18. Пятьдесят процентов
18. Пятьдесят процентов
Помимо работы в Москве и романтических встреч с Еленой, я с удовольствием занимался теннисом и старался почаще находить время для игры.
Холодным субботним днем в феврале 2002 года я немного опаздывал на теннисный матч со своим приятелем брокером. Водитель Алексей гнал машину, а мы с Еленой сидели на заднем сиденье, держась за руки. Свернув на улицу, ведущую к кортам, я заметил посреди дороги крупный темный предмет, который по обе стороны объезжали машины. Сначала мне показалось, что это холщовый мешок, выпавший с какого-нибудь грузовика. Приблизившись, я понял, что это человек.
— Алексей, остановись! — попросил я.
Мой водитель ничего не ответил и продолжил движение.
— Да остановись же! — уже крикнул я. Он неохотно притормозил неподалеку от лежавшего на дороге мужчины.
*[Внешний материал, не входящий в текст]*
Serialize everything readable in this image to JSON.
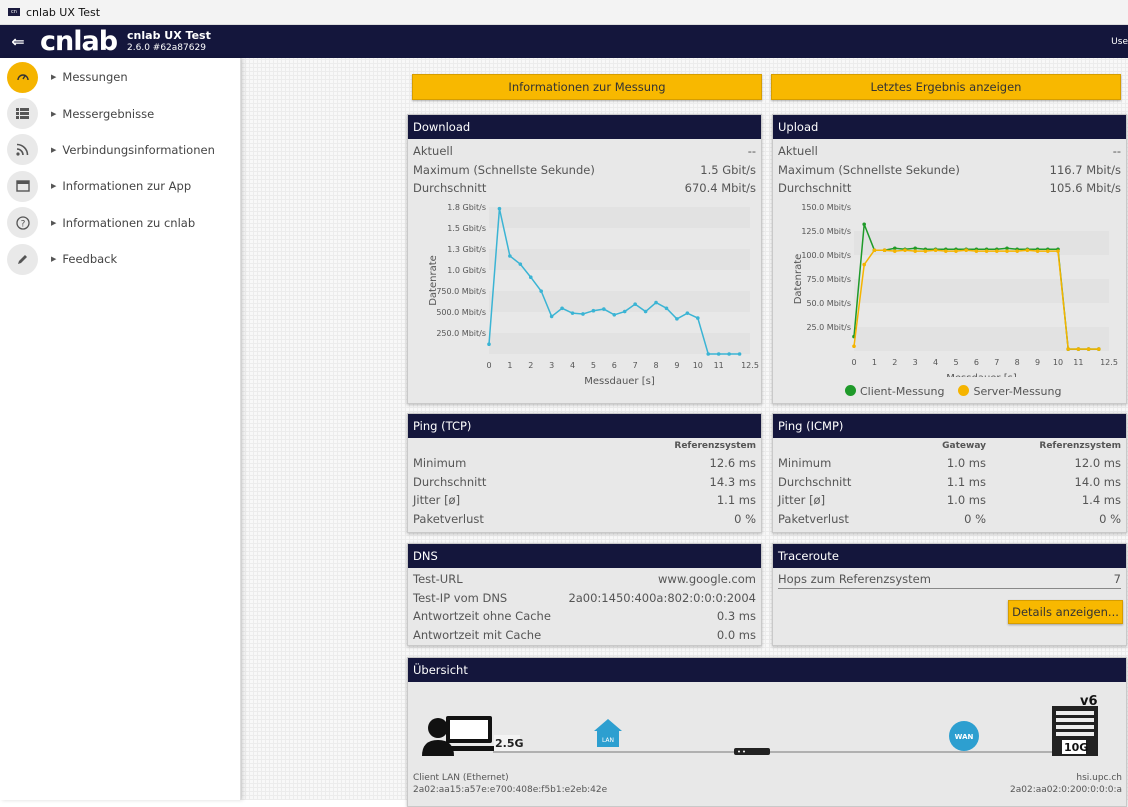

Я открыл дверь и выскочил из машины. Елена последовала за мной. Алексей, поняв, что иного выхода нет, тоже вышел из машины и подошел к нам. Я наклонился к мужчине. Мимо проезжали и сигналили автомобили. Крови не было видно, но человек лежал без сознания. Он судорожно подергивался, изо рта шла пена. Я не знал, что произошло, но, слава Богу, он был жив.
Я опустился на колено и обхватил его за плечо с одной стороны, а Алексей подсобил с другой. Елена приподняла его ноги. Все вместе мы перенесли его подальше от проезжей части.
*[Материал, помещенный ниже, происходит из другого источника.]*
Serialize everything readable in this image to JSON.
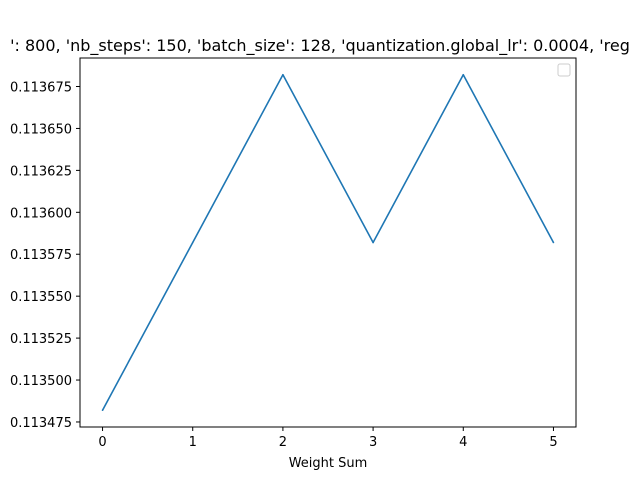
{
  "chart_data": {
    "type": "line",
    "title": "': 800, 'nb_steps': 150, 'batch_size': 128, 'quantization.global_lr': 0.0004, 'reg",
    "xlabel": "Weight Sum",
    "ylabel": "",
    "x": [
      0,
      1,
      2,
      3,
      4,
      5
    ],
    "series": [
      {
        "values": [
          0.113482,
          0.113582,
          0.113682,
          0.113582,
          0.113682,
          0.113582
        ],
        "color": "#1f77b4"
      }
    ],
    "xlim": [
      -0.25,
      5.25
    ],
    "ylim": [
      0.113472,
      0.113692
    ],
    "xticks": [
      0,
      1,
      2,
      3,
      4,
      5
    ],
    "xtick_labels": [
      "0",
      "1",
      "2",
      "3",
      "4",
      "5"
    ],
    "yticks": [
      0.113475,
      0.1135,
      0.113525,
      0.11355,
      0.113575,
      0.1136,
      0.113625,
      0.11365,
      0.113675
    ],
    "ytick_labels": [
      "0.113475",
      "0.113500",
      "0.113525",
      "0.113550",
      "0.113575",
      "0.113600",
      "0.113625",
      "0.113650",
      "0.113675"
    ],
    "grid": false,
    "legend": {
      "placement": "top-right",
      "entries": []
    }
  }
}
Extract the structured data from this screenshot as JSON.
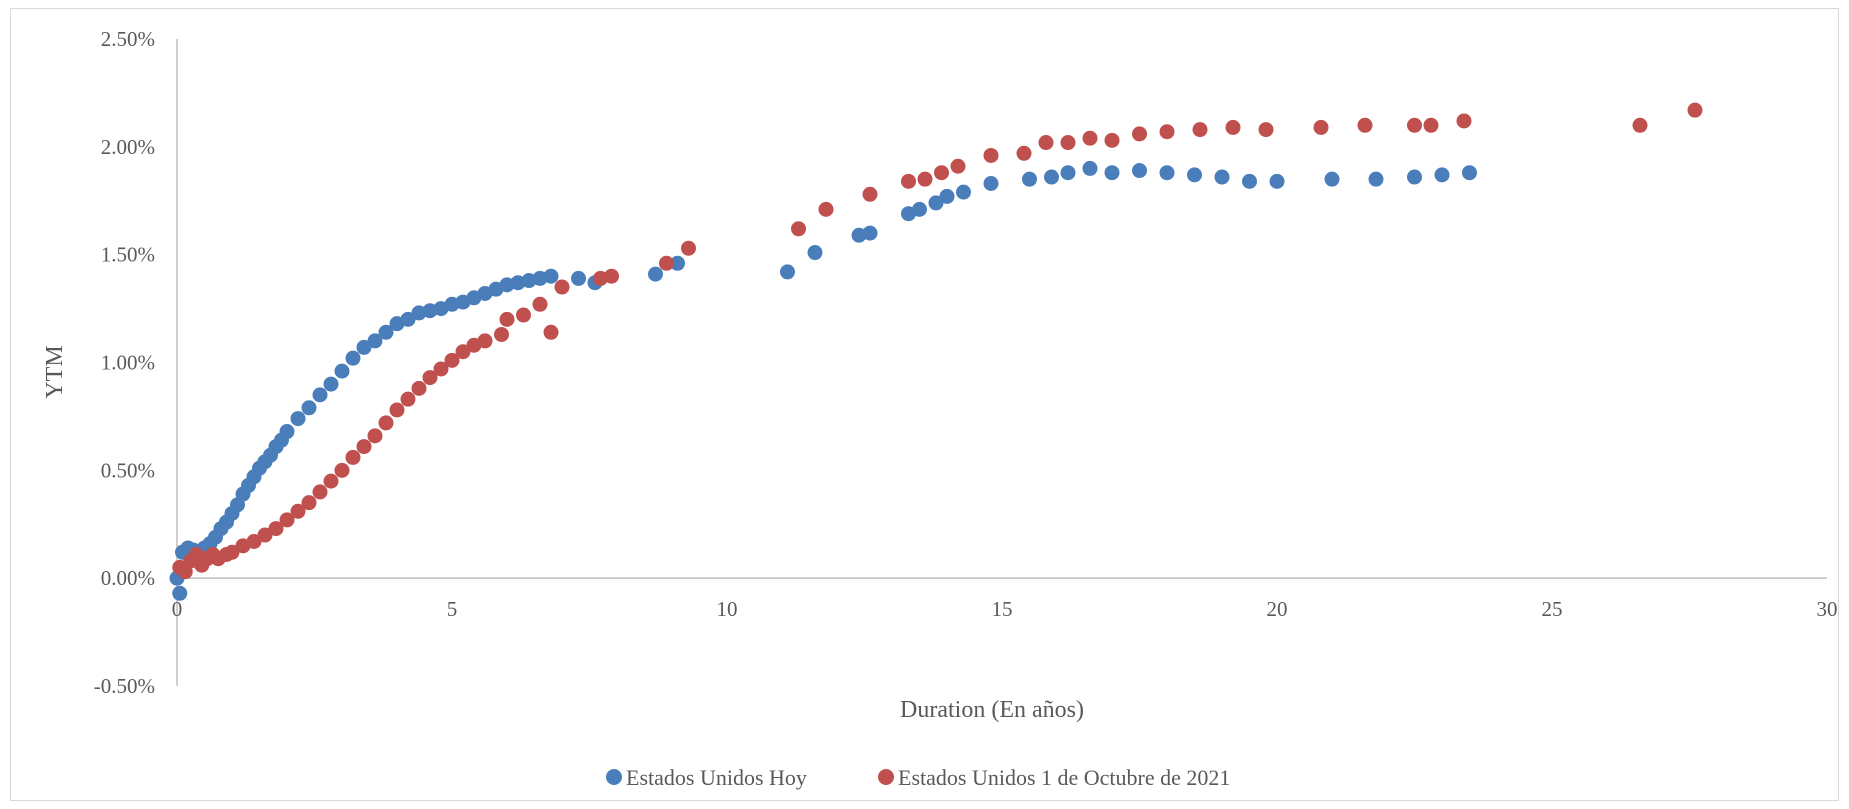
{
  "chart_data": {
    "type": "scatter",
    "title": "",
    "xlabel": "Duration (En años)",
    "ylabel": "YTM",
    "xlim": [
      0,
      30
    ],
    "ylim": [
      -0.005,
      0.025
    ],
    "x_ticks": [
      0,
      5,
      10,
      15,
      20,
      25,
      30
    ],
    "y_ticks": [
      -0.005,
      0,
      0.005,
      0.01,
      0.015,
      0.02,
      0.025
    ],
    "x_tick_labels": [
      "0",
      "5",
      "10",
      "15",
      "20",
      "25",
      "30"
    ],
    "y_tick_labels": [
      "-0.50%",
      "0.00%",
      "0.50%",
      "1.00%",
      "1.50%",
      "2.00%",
      "2.50%"
    ],
    "grid": false,
    "legend_position": "bottom",
    "series": [
      {
        "name": "Estados Unidos Hoy",
        "color": "#4a7ebb",
        "points": [
          [
            0.0,
            0.0
          ],
          [
            0.05,
            -0.0007
          ],
          [
            0.1,
            0.0012
          ],
          [
            0.2,
            0.0014
          ],
          [
            0.3,
            0.0013
          ],
          [
            0.4,
            0.0012
          ],
          [
            0.5,
            0.0014
          ],
          [
            0.6,
            0.0016
          ],
          [
            0.7,
            0.0019
          ],
          [
            0.8,
            0.0023
          ],
          [
            0.9,
            0.0026
          ],
          [
            1.0,
            0.003
          ],
          [
            1.1,
            0.0034
          ],
          [
            1.2,
            0.0039
          ],
          [
            1.3,
            0.0043
          ],
          [
            1.4,
            0.0047
          ],
          [
            1.5,
            0.0051
          ],
          [
            1.6,
            0.0054
          ],
          [
            1.7,
            0.0057
          ],
          [
            1.8,
            0.0061
          ],
          [
            1.9,
            0.0064
          ],
          [
            2.0,
            0.0068
          ],
          [
            2.2,
            0.0074
          ],
          [
            2.4,
            0.0079
          ],
          [
            2.6,
            0.0085
          ],
          [
            2.8,
            0.009
          ],
          [
            3.0,
            0.0096
          ],
          [
            3.2,
            0.0102
          ],
          [
            3.4,
            0.0107
          ],
          [
            3.6,
            0.011
          ],
          [
            3.8,
            0.0114
          ],
          [
            4.0,
            0.0118
          ],
          [
            4.2,
            0.012
          ],
          [
            4.4,
            0.0123
          ],
          [
            4.6,
            0.0124
          ],
          [
            4.8,
            0.0125
          ],
          [
            5.0,
            0.0127
          ],
          [
            5.2,
            0.0128
          ],
          [
            5.4,
            0.013
          ],
          [
            5.6,
            0.0132
          ],
          [
            5.8,
            0.0134
          ],
          [
            6.0,
            0.0136
          ],
          [
            6.2,
            0.0137
          ],
          [
            6.4,
            0.0138
          ],
          [
            6.6,
            0.0139
          ],
          [
            6.8,
            0.014
          ],
          [
            7.3,
            0.0139
          ],
          [
            7.6,
            0.0137
          ],
          [
            8.7,
            0.0141
          ],
          [
            9.1,
            0.0146
          ],
          [
            11.1,
            0.0142
          ],
          [
            11.6,
            0.0151
          ],
          [
            12.4,
            0.0159
          ],
          [
            12.6,
            0.016
          ],
          [
            13.3,
            0.0169
          ],
          [
            13.5,
            0.0171
          ],
          [
            13.8,
            0.0174
          ],
          [
            14.0,
            0.0177
          ],
          [
            14.3,
            0.0179
          ],
          [
            14.8,
            0.0183
          ],
          [
            15.5,
            0.0185
          ],
          [
            15.9,
            0.0186
          ],
          [
            16.2,
            0.0188
          ],
          [
            16.6,
            0.019
          ],
          [
            17.0,
            0.0188
          ],
          [
            17.5,
            0.0189
          ],
          [
            18.0,
            0.0188
          ],
          [
            18.5,
            0.0187
          ],
          [
            19.0,
            0.0186
          ],
          [
            19.5,
            0.0184
          ],
          [
            20.0,
            0.0184
          ],
          [
            21.0,
            0.0185
          ],
          [
            21.8,
            0.0185
          ],
          [
            22.5,
            0.0186
          ],
          [
            23.0,
            0.0187
          ],
          [
            23.5,
            0.0188
          ]
        ]
      },
      {
        "name": "Estados Unidos 1 de Octubre de 2021",
        "color": "#c0504d",
        "points": [
          [
            0.05,
            0.0005
          ],
          [
            0.15,
            0.0003
          ],
          [
            0.25,
            0.0008
          ],
          [
            0.35,
            0.0011
          ],
          [
            0.45,
            0.0006
          ],
          [
            0.55,
            0.0009
          ],
          [
            0.65,
            0.0011
          ],
          [
            0.75,
            0.0009
          ],
          [
            0.9,
            0.0011
          ],
          [
            1.0,
            0.0012
          ],
          [
            1.2,
            0.0015
          ],
          [
            1.4,
            0.0017
          ],
          [
            1.6,
            0.002
          ],
          [
            1.8,
            0.0023
          ],
          [
            2.0,
            0.0027
          ],
          [
            2.2,
            0.0031
          ],
          [
            2.4,
            0.0035
          ],
          [
            2.6,
            0.004
          ],
          [
            2.8,
            0.0045
          ],
          [
            3.0,
            0.005
          ],
          [
            3.2,
            0.0056
          ],
          [
            3.4,
            0.0061
          ],
          [
            3.6,
            0.0066
          ],
          [
            3.8,
            0.0072
          ],
          [
            4.0,
            0.0078
          ],
          [
            4.2,
            0.0083
          ],
          [
            4.4,
            0.0088
          ],
          [
            4.6,
            0.0093
          ],
          [
            4.8,
            0.0097
          ],
          [
            5.0,
            0.0101
          ],
          [
            5.2,
            0.0105
          ],
          [
            5.4,
            0.0108
          ],
          [
            5.6,
            0.011
          ],
          [
            5.9,
            0.0113
          ],
          [
            6.0,
            0.012
          ],
          [
            6.3,
            0.0122
          ],
          [
            6.6,
            0.0127
          ],
          [
            6.8,
            0.0114
          ],
          [
            7.0,
            0.0135
          ],
          [
            7.7,
            0.0139
          ],
          [
            7.9,
            0.014
          ],
          [
            8.9,
            0.0146
          ],
          [
            9.3,
            0.0153
          ],
          [
            11.3,
            0.0162
          ],
          [
            11.8,
            0.0171
          ],
          [
            12.6,
            0.0178
          ],
          [
            13.3,
            0.0184
          ],
          [
            13.6,
            0.0185
          ],
          [
            13.9,
            0.0188
          ],
          [
            14.2,
            0.0191
          ],
          [
            14.8,
            0.0196
          ],
          [
            15.4,
            0.0197
          ],
          [
            15.8,
            0.0202
          ],
          [
            16.2,
            0.0202
          ],
          [
            16.6,
            0.0204
          ],
          [
            17.0,
            0.0203
          ],
          [
            17.5,
            0.0206
          ],
          [
            18.0,
            0.0207
          ],
          [
            18.6,
            0.0208
          ],
          [
            19.2,
            0.0209
          ],
          [
            19.8,
            0.0208
          ],
          [
            20.8,
            0.0209
          ],
          [
            21.6,
            0.021
          ],
          [
            22.5,
            0.021
          ],
          [
            22.8,
            0.021
          ],
          [
            23.4,
            0.0212
          ],
          [
            26.6,
            0.021
          ],
          [
            27.6,
            0.0217
          ]
        ]
      }
    ]
  }
}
Нашли припорошенный снегом участок и осторожно положили его на снег. Мужчина начал понемногу приходить в себя.
— Эпилепсия… — расслышали мы тихий шепот. — Эпилепсия…
— Все будет хорошо, — сказала ему Елена по-русски, дотронувшись до плеча.
Видимо, кто-то сообщил о происшествии, поскольку подъехали три милицейские машины. Я был поражен тем, что милиционеры расхаживают по дороге и явно ищут, на кого это все можно повесить, не обращая никакого внимания на лежащего и нуждающегося в помощи человека. Услышав мою английскую речь и поняв, что я иностранец, они переключились на столпившихся вокруг соотечественников. Подошли к Алексею и обвинили в том, что он якобы сбил мужчину. Пострадавший к этому моменту уже полностью пришел в себя и пытался объяснить, что его никто не сбивал, что Алексей, наоборот, пытался ему помочь, но милиционеры не слушали. Они потребовали у Алексея документы, заставили его пройти тест на содержание алкоголя в крови и говорили с ним на повышенных тонах не меньше четверти часа. Наконец, поняв, что никакого преступления не было, они вернулись к своим машинам и уехали. Бедолага поблагодарил нас, и его проводили в скорую, которая тоже приехала, пока Алексей разговаривал с милиционерами, а мы вернулись в свой «Блейзер» и продолжили путь.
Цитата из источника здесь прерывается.